Tmux as root broken?

Hi,
I just noticed that I cannot start a tmux session as the root user anymore under TrueNAS 24.10:

image

I also noticed, that I cannot become root anymore by running sudo su -:
image

I think, that this is related. As this happened on an upgraded 24.10 instance as well as on a freshly installed 24.10.0.2 environment (with restored settings from 24.04) I also think that it is not due to something I may have fucked up but that it is probably a bug.

Running tmux as another user still works, as does becoming root by running sudo su but that does not create an actual root-environment.

Could someone check if this happens for them as well and maybe advise on how to fix this?
I don’t want to file a bug report with iX before having properly qualified this error.

https://bugzilla.sudo.ws/show_bug.cgi?id=1050

It’s a bug in the upstream debian sudo package. You should be able to tmux as normal user then sudo su to root.

Okay thanks, that should solve itself in one of the next updates then.

I already noticed that I can work around this more or less.

It probably won’t be in a 24.10 release since an updated package is not available in stable-backports or security for debian (only testing). You’re probably not going to see a fix until 25.04 or 25.10 depending on when trixie is released.

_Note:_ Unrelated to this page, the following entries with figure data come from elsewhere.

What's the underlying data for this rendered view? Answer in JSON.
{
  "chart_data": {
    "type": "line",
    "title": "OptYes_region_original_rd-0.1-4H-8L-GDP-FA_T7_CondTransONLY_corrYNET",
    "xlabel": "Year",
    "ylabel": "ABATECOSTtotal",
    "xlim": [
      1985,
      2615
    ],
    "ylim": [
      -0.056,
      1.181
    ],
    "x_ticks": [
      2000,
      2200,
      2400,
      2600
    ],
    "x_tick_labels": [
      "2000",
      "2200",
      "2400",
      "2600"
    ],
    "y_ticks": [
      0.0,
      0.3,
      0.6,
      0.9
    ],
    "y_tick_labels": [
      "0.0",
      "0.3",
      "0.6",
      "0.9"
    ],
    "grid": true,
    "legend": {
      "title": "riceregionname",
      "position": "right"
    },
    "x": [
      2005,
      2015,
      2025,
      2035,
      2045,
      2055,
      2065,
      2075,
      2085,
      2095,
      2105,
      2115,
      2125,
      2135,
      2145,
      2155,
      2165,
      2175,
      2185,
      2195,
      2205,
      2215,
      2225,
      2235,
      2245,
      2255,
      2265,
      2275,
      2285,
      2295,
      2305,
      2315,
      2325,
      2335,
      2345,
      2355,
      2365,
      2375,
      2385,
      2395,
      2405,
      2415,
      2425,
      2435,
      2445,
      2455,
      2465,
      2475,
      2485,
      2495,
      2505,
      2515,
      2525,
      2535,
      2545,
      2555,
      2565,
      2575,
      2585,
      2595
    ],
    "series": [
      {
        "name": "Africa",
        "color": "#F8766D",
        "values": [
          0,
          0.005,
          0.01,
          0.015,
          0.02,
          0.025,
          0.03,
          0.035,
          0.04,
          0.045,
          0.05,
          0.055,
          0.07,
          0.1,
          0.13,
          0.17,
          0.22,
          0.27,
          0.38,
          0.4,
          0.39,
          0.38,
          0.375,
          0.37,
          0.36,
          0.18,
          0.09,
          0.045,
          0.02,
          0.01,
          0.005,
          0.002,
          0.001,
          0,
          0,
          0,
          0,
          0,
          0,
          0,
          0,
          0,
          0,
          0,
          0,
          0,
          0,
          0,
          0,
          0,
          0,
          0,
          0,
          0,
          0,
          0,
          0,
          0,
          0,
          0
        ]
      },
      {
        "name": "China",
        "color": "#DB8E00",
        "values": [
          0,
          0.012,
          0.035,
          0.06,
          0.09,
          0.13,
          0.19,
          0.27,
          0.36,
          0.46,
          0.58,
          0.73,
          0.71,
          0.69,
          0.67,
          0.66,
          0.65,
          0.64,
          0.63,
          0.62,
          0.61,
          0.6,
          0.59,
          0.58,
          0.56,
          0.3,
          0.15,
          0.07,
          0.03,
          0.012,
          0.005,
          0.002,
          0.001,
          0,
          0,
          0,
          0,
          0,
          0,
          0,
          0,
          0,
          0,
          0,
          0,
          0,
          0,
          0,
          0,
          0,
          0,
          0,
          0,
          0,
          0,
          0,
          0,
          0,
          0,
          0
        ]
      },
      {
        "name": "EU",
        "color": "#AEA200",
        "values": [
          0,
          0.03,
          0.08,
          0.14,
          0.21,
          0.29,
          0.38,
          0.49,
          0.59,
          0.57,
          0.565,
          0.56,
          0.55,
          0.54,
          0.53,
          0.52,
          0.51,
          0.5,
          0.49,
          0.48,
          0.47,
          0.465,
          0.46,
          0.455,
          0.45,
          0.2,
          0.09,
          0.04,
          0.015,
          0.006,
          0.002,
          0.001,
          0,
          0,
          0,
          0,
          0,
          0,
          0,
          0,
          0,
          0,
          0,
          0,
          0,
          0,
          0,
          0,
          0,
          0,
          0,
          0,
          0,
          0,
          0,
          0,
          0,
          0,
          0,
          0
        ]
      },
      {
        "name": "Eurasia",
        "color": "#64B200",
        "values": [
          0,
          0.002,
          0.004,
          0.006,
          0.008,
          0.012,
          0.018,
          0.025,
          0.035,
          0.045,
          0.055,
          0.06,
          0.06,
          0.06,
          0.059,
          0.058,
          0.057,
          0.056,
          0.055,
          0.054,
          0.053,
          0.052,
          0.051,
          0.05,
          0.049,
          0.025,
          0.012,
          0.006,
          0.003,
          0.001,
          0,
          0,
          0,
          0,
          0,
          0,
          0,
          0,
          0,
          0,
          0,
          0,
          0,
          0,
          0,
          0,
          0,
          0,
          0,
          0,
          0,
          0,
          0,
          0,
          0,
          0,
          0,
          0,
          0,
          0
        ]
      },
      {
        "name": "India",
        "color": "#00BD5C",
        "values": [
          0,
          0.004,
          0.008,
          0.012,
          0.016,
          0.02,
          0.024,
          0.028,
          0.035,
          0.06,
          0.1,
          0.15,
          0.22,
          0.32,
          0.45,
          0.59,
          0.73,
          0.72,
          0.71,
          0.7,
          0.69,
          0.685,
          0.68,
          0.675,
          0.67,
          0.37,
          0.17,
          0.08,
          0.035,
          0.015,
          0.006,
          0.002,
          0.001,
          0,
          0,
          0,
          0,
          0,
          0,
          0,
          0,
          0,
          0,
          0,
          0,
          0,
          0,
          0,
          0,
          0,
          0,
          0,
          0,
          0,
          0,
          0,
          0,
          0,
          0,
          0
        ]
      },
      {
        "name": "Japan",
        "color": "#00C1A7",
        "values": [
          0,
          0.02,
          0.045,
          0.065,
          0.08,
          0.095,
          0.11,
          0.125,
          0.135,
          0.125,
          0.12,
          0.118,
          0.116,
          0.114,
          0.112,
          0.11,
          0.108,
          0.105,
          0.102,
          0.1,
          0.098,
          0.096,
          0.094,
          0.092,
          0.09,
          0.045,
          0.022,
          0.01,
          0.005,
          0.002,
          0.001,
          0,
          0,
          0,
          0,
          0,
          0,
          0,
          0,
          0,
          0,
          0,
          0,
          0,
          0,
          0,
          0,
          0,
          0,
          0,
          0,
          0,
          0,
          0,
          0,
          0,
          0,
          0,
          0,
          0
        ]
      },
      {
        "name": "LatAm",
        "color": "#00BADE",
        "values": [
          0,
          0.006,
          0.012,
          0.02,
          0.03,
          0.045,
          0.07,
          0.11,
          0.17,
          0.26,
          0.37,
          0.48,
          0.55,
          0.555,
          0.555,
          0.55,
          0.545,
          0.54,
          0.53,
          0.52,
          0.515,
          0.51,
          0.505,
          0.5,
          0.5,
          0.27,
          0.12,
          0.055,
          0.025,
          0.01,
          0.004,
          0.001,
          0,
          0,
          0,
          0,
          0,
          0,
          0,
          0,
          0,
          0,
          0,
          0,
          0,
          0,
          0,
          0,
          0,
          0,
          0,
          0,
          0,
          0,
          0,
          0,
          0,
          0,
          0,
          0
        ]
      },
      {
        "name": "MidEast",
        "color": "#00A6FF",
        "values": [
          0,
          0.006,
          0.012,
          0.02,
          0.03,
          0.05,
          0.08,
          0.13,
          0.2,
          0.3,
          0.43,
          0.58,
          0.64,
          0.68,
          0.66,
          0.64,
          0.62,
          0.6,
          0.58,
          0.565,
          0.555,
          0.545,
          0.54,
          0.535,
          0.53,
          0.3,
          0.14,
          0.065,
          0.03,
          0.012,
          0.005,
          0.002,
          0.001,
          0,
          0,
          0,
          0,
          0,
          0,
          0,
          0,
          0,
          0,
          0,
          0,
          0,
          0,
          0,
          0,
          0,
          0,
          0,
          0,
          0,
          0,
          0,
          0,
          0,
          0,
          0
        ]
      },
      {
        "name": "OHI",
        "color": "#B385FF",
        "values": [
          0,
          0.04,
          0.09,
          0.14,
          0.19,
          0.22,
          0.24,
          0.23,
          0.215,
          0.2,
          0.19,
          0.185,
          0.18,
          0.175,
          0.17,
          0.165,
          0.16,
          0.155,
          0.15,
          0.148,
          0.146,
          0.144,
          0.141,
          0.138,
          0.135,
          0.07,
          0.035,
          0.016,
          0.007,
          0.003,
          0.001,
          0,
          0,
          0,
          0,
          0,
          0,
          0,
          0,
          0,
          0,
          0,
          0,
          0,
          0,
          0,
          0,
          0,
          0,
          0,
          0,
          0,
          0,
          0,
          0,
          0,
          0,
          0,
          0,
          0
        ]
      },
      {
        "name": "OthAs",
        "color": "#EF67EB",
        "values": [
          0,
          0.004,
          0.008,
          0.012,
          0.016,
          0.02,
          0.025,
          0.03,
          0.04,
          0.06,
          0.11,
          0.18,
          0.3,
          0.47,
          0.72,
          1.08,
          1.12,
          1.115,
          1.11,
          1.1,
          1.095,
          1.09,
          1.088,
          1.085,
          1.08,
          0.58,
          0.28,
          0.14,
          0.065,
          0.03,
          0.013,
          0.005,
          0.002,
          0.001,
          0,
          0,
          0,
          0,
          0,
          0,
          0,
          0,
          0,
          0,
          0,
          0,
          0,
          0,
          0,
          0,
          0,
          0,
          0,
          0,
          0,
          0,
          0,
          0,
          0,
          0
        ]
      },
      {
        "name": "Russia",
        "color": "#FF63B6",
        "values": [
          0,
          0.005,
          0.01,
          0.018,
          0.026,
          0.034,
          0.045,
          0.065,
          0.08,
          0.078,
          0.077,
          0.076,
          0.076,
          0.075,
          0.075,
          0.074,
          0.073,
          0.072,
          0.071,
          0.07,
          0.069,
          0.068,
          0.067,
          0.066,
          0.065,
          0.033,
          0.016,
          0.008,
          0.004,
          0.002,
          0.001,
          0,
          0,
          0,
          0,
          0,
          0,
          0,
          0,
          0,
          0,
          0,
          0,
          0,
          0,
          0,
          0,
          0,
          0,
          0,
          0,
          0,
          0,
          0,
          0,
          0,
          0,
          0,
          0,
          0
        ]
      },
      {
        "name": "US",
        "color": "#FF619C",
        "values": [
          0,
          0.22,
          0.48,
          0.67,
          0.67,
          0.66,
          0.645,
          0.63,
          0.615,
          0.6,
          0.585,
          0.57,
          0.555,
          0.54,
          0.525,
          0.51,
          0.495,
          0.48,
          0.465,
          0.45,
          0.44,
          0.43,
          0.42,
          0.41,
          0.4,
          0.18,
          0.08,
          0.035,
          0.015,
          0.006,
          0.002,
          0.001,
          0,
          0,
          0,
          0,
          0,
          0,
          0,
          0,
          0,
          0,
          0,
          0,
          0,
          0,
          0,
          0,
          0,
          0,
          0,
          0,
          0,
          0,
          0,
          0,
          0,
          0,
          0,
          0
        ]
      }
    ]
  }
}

That’s a bit disappointing.

I took a closer look at the bug report and wrote the following snippet as a workaround:

if ! grep -qF 'Defaults !intercept_verify' /etc/sudoers && dpkg -s sudo | grep -qF 'Version: 1.9.13'; then
  echo 'Defaults !intercept_verify' >> /etc/sudoers
fi

I put it in a script that runs on each reboot of my TN machine, works like a charm.

Do note that you are intentionally disabling a security feature of sudo. This is generally not appropriate.

1 Like

I haven’t tried it as root directly, but it may be related to the fact that su has been deprecated by TrueNAS Scale. If you run /bin/sudo /bin/bash directly, rather than trying to call sudo su - as a login process, it should work fine.

Meanwhile, running tmux as someone with sudoers permissions and then calling sudo bash or sudo zsh works fine for me, too. Since direct root logins are also documented as deprecated in TrueNAS, and generally a bad idea in general, try one of these two options instead.

2 Likes

I looked at it as a security feature from the get-go. But I also added a macro to my terminal app to auto-run sudo su after ssh’ing into truenas.